A similar model can be seen in the U.S. with companies like Brex, while Canadian companies like Neo Financial and Brim Financial are also making their presence known in the credit card market that is currently dominated by big banks.
After a recent launch in Toronto, STOREYS caught up with Caary Capital CEO, John MacKinlay, to learn more about how the start-up could help real estate developers and brokers, too.
MacKinlay, who assumed the role at Caary in 2021 after leading strategy for companies like IBM and PwC, says real estate is one of their target industries, noting that, like big banks, there are large property management organizations which hold a tight grip on the industry.
“The ability for smaller developers who are more rural than urban to access credit is challenged, and then the trades that sit under that ecosystem, it’s very fragmented,” says MacKinlay.
Currently, there are 100 clients using Caary’s platform including companies in real estate development, construction, and the renovations sector.
“From the development side, being able to manage budgets within an umbrella credit limit is good,” says MacKinlay. “Plus, property managers can create cards for different properties, where a physical or virtual card would then give you a different cut of the data for how you are tracking against budgets.”
Cards can be programmed to only be used at a certain location (i.e., Home Depot), or certain demographic to help streamline costs.
Caary has shifted the accreditation approach to look more at how long a business has been running, the cash flow—what’s coming in and going out in terms of payments—and the assets under management (AUM), so the total market value of assets a business manages on behalf of others. They use their own proprietary risk management system to perform risk scoring and determine eligibility and credit limits.
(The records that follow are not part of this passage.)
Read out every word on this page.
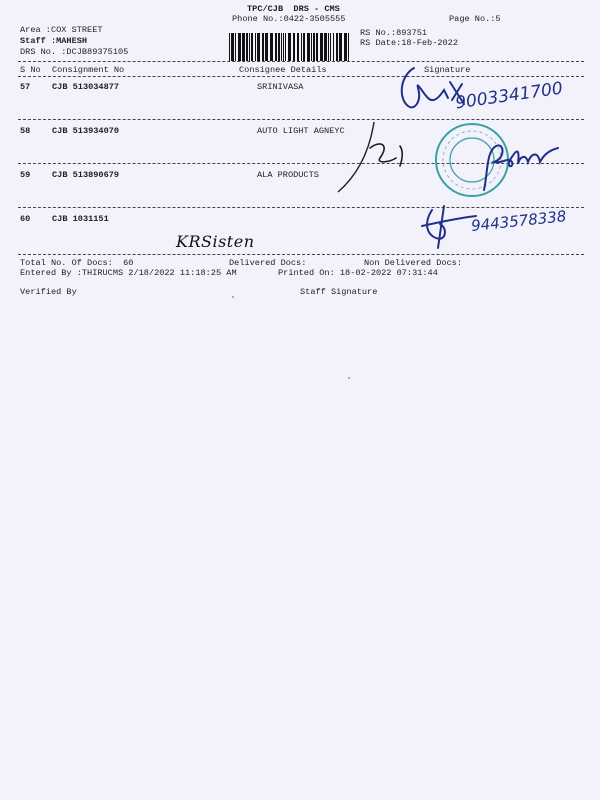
TPC/CJB  DRS - CMS
Phone No.:0422-3505555	Page No.:5
Area :COX STREET
Staff :MAHESH
DRS No. :DCJB89375105
RS No.:893751
RS Date:18-Feb-2022
S No Consignment No	Consignee Details	Signature
57	CJB 513034877	SRINIVASA
58	CJB 513934070	AUTO LIGHT AGNEYC
59	CJB 513890679	ALA PRODUCTS
60	CJB 1031151
Total No. Of Docs:  60	Delivered Docs:	Non Delivered Docs:
Entered By :THIRUCMS 2/18/2022 11:18:25 AM	Printed On: 18-02-2022 07:31:44
Verified By	Staff Signature
9003341700
9443578338
KRSisten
“We have the visibility of their month-to-month spending and their bank balance, so we can comfortably offer loans,” says MacKinlay. “It’s not just access to credit, as in here you go spend it as you will. We’ve embedded tools to help you manage things.”
“You can have both physical and virtual cards for staff with specific expenses, allocating spending controls, like $50,000 for a marketing budget, and sync to broader budgets,” says MacKinlay, adding that they provide and extend loans to get cash flow, which helps when buying equipment, materials, or other capital goods.
MacKinlay also thinks the brokerage and realtor industry could benefit.
“Each realtor has their own corporation they’re attached to, so it’s very rare, from what I understand, to secure corporate cards, and if they do secure one, it is backed by a personal guarantee, so all their spend is going against that personal guarantee,” says MacKinlay. “Having access without that is good for incorporated realtors.”
Caary has raised CA$21.5M to date, with its next raise set at USD$30-35M. They currently serve all Canadian provinces except Quebec, which they plan to “in the near future.”
“In an industry like real estate, which is very project oriented with a lot of spend per project, the ability to control and manage that spend is important and what we’re trying to help with,” says MacKinlay. “It’s a huge part of the value proposition."